I turned to the group of girls watching Blake. They were all coifed and beautiful in their bikinis, not having gone in the water. My wet hair was pulled back in a ponytail by this point and I was wrapped in a towel. “No, he’s my boyfriend’s best friend. We’re watching his place while he’s . . . out of town.”
A pang of fear jabbed me when I thought about Kai.

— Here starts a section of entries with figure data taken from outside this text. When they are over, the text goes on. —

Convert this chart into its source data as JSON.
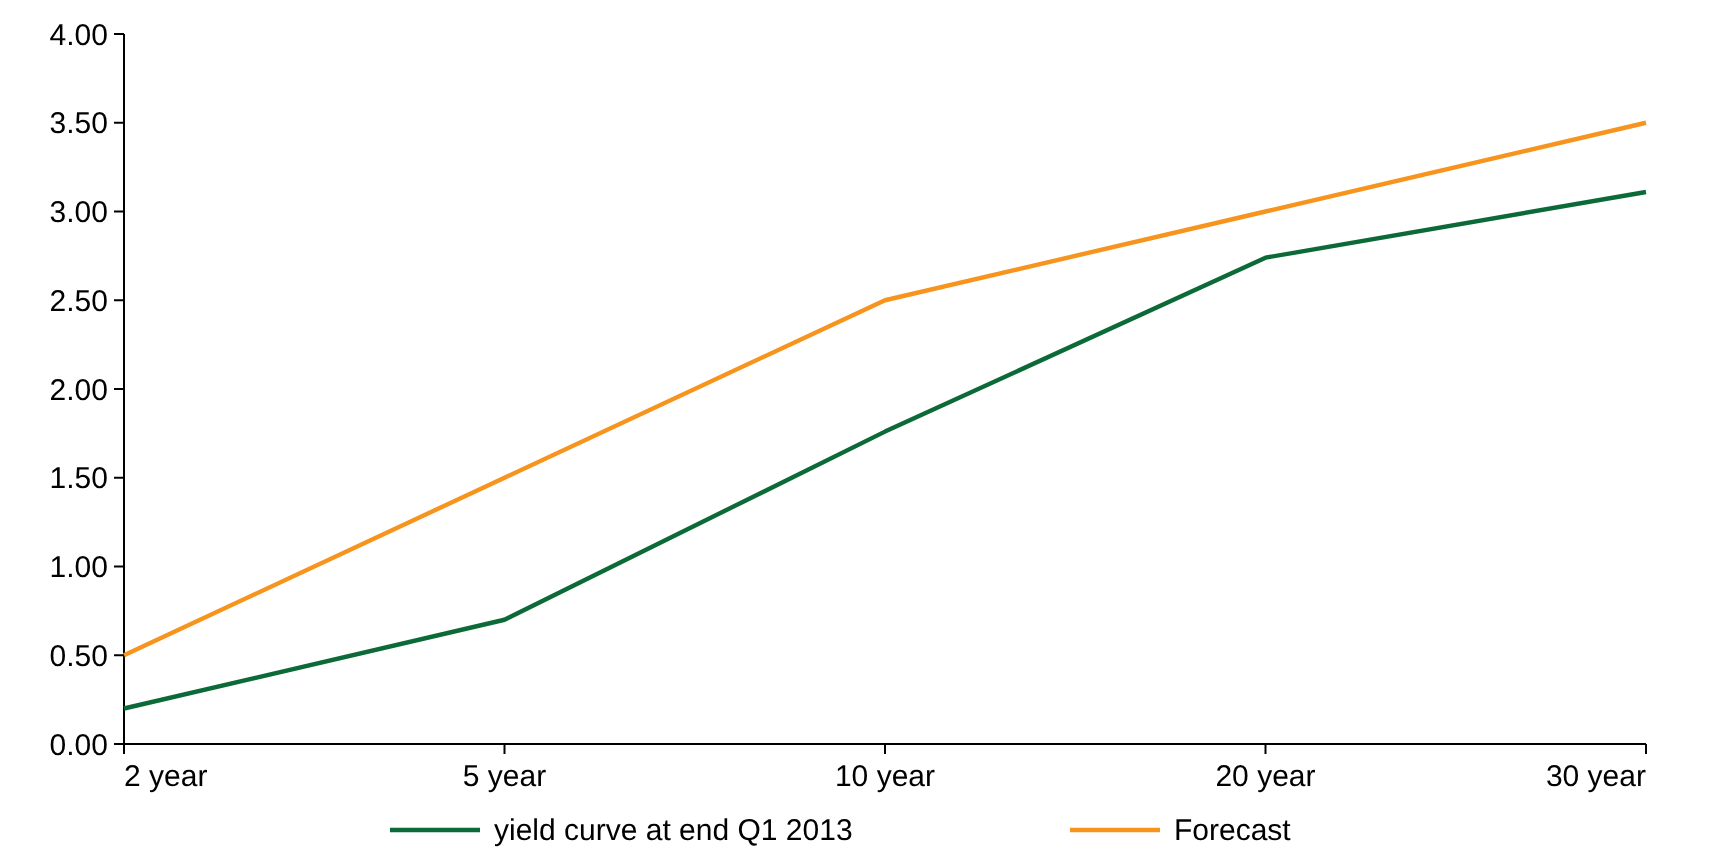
{
  "chart_data": {
    "type": "line",
    "categories": [
      "2 year",
      "5 year",
      "10 year",
      "20 year",
      "30 year"
    ],
    "series": [
      {
        "name": "yield curve at end Q1 2013",
        "color": "#0b6a37",
        "values": [
          0.2,
          0.7,
          1.76,
          2.74,
          3.11
        ]
      },
      {
        "name": "Forecast",
        "color": "#f7941d",
        "values": [
          0.5,
          1.5,
          2.5,
          3.0,
          3.5
        ]
      }
    ],
    "ylim": [
      0,
      4
    ],
    "yticks": [
      {
        "value": 0,
        "label": "0.00"
      },
      {
        "value": 0.5,
        "label": "0.50"
      },
      {
        "value": 1,
        "label": "1.00"
      },
      {
        "value": 1.5,
        "label": "1.50"
      },
      {
        "value": 2,
        "label": "2.00"
      },
      {
        "value": 2.5,
        "label": "2.50"
      },
      {
        "value": 3,
        "label": "3.00"
      },
      {
        "value": 3.5,
        "label": "3.50"
      },
      {
        "value": 4,
        "label": "4.00"
      }
    ],
    "grid": false,
    "legend": "bottom",
    "marker": "none",
    "line_style": "solid"
  }
}
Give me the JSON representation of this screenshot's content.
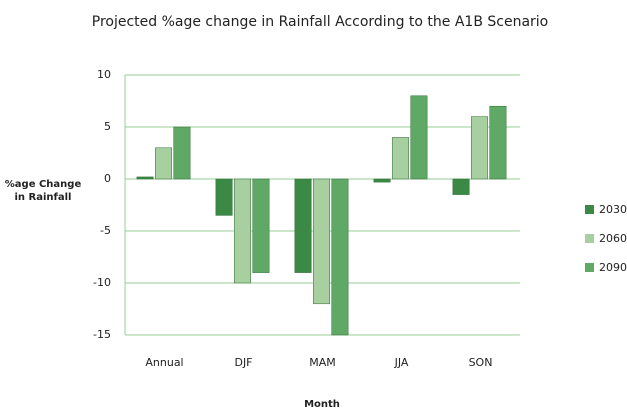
{
  "chart_data": {
    "type": "bar",
    "title": "Projected %age change in Rainfall According to the A1B Scenario",
    "y_label": "%age Change in Rainfall",
    "x_label": "Month",
    "categories": [
      "Annual",
      "DJF",
      "MAM",
      "JJA",
      "SON"
    ],
    "series": [
      {
        "name": "2030",
        "color": "#3a8a45",
        "values": [
          0.2,
          -3.5,
          -9,
          -0.3,
          -1.5
        ]
      },
      {
        "name": "2060",
        "color": "#a8cfa0",
        "values": [
          3,
          -10,
          -12,
          4,
          6
        ]
      },
      {
        "name": "2090",
        "color": "#5fa865",
        "values": [
          5,
          -9,
          -15,
          8,
          7
        ]
      }
    ],
    "ylim": [
      -15,
      10
    ],
    "yticks": [
      -15,
      -10,
      -5,
      0,
      5,
      10
    ],
    "grid": true,
    "legend": "right"
  }
}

“What’s your name?” asked a brunette with glossy lips.
“Anna.” I smiled.
“Hey. I’m Jenny,” she said. “This is Daniela and Tara.”
“Hey,” I said to them.
“So, your boyfriend lives here?” asked the blonde, Daniela. She had a cool accent—something European.
“Yes,” I answered, pointing up to his apartment.
The girls all shared looks, raising their sculpted eyebrows.
“Wait,” said Jenny. “Is he that guy in the band?”
The third girl, named Tara, gasped. “The drummer?” When I nodded, they shared awed looks.
“Oh my gawd, don’t get mad at me for saying this,” said Jenny, “but he’s a total piece of eye candy.” Her friends all laughed.
“Yum drum,” whispered Tara, and Daniela playfully shoved her.
Jenny got serious. “But don’t worry. He, like, never comes out or talks to anyone. Now we know why.” She winked at me. “You are so adorable. Where are you from?”
“Georgia.”
This was met with a round of awwws. “Hey, you’re a Southern girl,” said Tara. “You should like this.”
She held out a bottle of bourbon and I felt a tug toward it. My fingers reached out.
“Maybe just one drink,” I said.
Daniela grinned and turned up the music.
Fifteen minutes and three shots later I’d dropped my towel and was dancing with the girls and telling them how much I loved them, while they drunkenly swore to sabotage the efforts of any girl who tried to talk to my man.”